3. Oxygen Free Radical Scavengers, Antioxidants, and Immunotherapy Based on the pathogenesis of ARDS, targeting key disease mechanisms to develop corresponding interventions and reduce lung and other organ damage is currently a major research focus.

Superoxide dismutase (SOD) and catalase (CAT) can prevent acute lung injury caused by the oxidative effects of O₂ and H₂O₂. Uric acid inhibits the production of O₂ and OH, as well as PMN respiratory bursts. Vitamin E has some antioxidant properties but may increase the risk of nosocomial infections.

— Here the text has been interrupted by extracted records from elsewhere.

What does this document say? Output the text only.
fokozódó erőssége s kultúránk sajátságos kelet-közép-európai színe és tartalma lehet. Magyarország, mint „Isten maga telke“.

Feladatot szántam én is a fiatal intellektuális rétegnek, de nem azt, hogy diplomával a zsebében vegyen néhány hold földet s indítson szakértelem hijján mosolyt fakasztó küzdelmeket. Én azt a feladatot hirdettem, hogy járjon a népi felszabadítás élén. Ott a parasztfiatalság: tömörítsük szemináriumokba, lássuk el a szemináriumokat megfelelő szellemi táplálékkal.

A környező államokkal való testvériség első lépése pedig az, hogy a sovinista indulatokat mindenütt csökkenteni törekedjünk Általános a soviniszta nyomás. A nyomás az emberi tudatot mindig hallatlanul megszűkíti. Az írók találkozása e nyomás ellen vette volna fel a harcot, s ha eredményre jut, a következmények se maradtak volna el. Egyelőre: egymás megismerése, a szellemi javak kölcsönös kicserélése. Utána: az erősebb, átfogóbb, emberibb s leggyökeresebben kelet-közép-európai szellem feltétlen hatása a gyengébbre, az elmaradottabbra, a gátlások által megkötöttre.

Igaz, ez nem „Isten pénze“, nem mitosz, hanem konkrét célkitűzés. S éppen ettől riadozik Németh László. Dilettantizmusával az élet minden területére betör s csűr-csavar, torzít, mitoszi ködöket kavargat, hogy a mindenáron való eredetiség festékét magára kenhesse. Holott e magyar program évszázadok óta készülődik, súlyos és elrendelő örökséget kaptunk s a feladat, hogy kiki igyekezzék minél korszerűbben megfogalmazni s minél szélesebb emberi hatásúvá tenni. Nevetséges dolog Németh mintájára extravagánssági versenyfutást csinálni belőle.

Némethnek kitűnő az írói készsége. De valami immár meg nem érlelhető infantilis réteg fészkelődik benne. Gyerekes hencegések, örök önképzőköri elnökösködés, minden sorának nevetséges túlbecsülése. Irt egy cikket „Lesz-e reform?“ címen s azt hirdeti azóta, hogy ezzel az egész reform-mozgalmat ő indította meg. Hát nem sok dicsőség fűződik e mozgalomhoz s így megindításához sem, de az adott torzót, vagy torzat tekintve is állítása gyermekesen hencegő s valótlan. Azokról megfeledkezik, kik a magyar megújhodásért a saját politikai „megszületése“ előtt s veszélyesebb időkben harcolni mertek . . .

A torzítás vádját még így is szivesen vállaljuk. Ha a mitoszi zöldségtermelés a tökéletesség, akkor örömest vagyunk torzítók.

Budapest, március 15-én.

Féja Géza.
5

Inhibitors of the lipoxygenase and cyclooxygenase pathways, such as ibuprofen, can reduce thromboxane A2 and prostaglandins, inhibit the binding of complement to PMNs, and prevent PMN aggregation in the lungs.

Immunotherapy treats ARDS by neutralizing disease-causing factors, combating inflammatory mediators, and inhibiting effector cells. Currently, extensively researched approaches include anti-endotoxin antibodies, anti-TNF, IL-1, IL-6, IL-8, as well as antibodies or drugs targeting cell adhesion molecules.

bubble_chart Prognosis

The prognosis of ARDS is not only related to whether the rescue measures are appropriate but also often associated with the patient's primary disease, complications, and response to treatment. For example, if severe infection-induced sepsis is not controlled, the prognosis is extremely poor. The mortality rate of ARDS complicating bone marrow transplantation is almost 100%. If multiple organ failure occurs, the prognosis is extremely poor and related to the number and speed of affected organs. For instance, if three organ failures persist for more than one week, the mortality rate can be as high as 98%. After active treatment, if pulmonary vascular resistance continues to increase, it indicates a poor prognosis. For ARDS caused by fat embolism, with aggressive management and mechanical ventilation, a 90% survival rate can be achieved. Acute pulmonary edema and ARDS caused by irritant gases generally have better outcomes if the patient is removed from the exposure site and treated promptly. Additionally, if ARDS patients show a significant increase in PaO₂ after PEEP0.98 (10cmH₂O) treatment, the prognosis is relatively favorable. Most patients whose ARDS symptoms are rapidly alleviated can recover fully. Among the 40% of ARDS survivors with abnormal lung function, 20% exhibit obstructive ventilation impairment, 30% have reduced diffusion capacity, and 25% show a decrease in PaO₂ during exercise.

bubble_chart Prevention

High-risk patients should be closely monitored and given intensive care. Once manifestations of lung injury such as rapid respiration and decreased PaO₂ are observed, respiratory support and other effective preventive and interventional measures should be administered early while treating the primary condition, to prevent the progression of ARDS and injury to vital organs.